In this webinar, Jenny Radcliffe breaks down how social engineering has changed and how organizations can toughen up against these trust-based attacks that don’t just target your software, but the people behind it.
Key topics
• How social engineering has evolved
Attackers have moved from blasting out mass phishing emails to pulling off surgical, highly personalized attacks. They mix cyber intrusion with psychological tricks and narrative control — so every campaign feels tailor-made.
• AI as a game-changer
AI makes it easy for attackers to automate profiling, churn out believable fake content—text, voice, even visuals — and test attack ideas fast. Suddenly, it’s cheap and fast to run huge, effective campaigns.
• Defending your organization
So what do you do about it? Jenny covers practical steps that actually help: raising awareness, sharpening your detection tools, and building true organizational resilience by blending smart tech with ready-for-anything people.
Meet Jenny Radcliffe
Jenny Radcliffe, “The People Hacker,” has made a career out of breaking into secure places — not with fancy gadgets, but with psychology and social engineering. She gets hired to test defenses by outsmarting people, not just machines.
In 2022, she landed in the InfoSec Hall of Fame and was named one of the Top 30 Female Cyber Security Leaders by SC Magazine.

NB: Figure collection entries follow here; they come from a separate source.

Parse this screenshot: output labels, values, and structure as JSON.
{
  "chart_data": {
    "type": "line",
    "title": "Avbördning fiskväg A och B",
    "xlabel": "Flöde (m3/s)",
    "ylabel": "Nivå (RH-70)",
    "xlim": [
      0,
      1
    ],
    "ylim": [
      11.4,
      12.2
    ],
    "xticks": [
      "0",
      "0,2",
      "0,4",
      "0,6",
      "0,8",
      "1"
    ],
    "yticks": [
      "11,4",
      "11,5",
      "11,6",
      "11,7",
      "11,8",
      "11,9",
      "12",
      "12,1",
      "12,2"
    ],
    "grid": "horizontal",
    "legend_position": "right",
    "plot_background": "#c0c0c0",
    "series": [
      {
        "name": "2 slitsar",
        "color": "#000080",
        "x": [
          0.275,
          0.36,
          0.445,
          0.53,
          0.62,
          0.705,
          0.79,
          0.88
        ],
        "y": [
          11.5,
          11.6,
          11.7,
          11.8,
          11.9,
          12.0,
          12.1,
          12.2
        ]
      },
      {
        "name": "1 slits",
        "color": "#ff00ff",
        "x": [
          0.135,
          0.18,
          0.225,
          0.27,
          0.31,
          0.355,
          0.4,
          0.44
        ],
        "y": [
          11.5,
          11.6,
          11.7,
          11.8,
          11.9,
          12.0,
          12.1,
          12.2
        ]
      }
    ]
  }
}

She wrote the bestselling “People Hacker: Confessions of a Burglar for Hire” (Simon & Schuster, 2023), which is now being adapted for TV, and she hosts The Human Factor podcast.
Jenny’s a regular on international media, a sought-after keynote speaker, and a multiple-time TEDx contributor — sharing her expertise on scams, cons, and the human side of security with audiences around the world.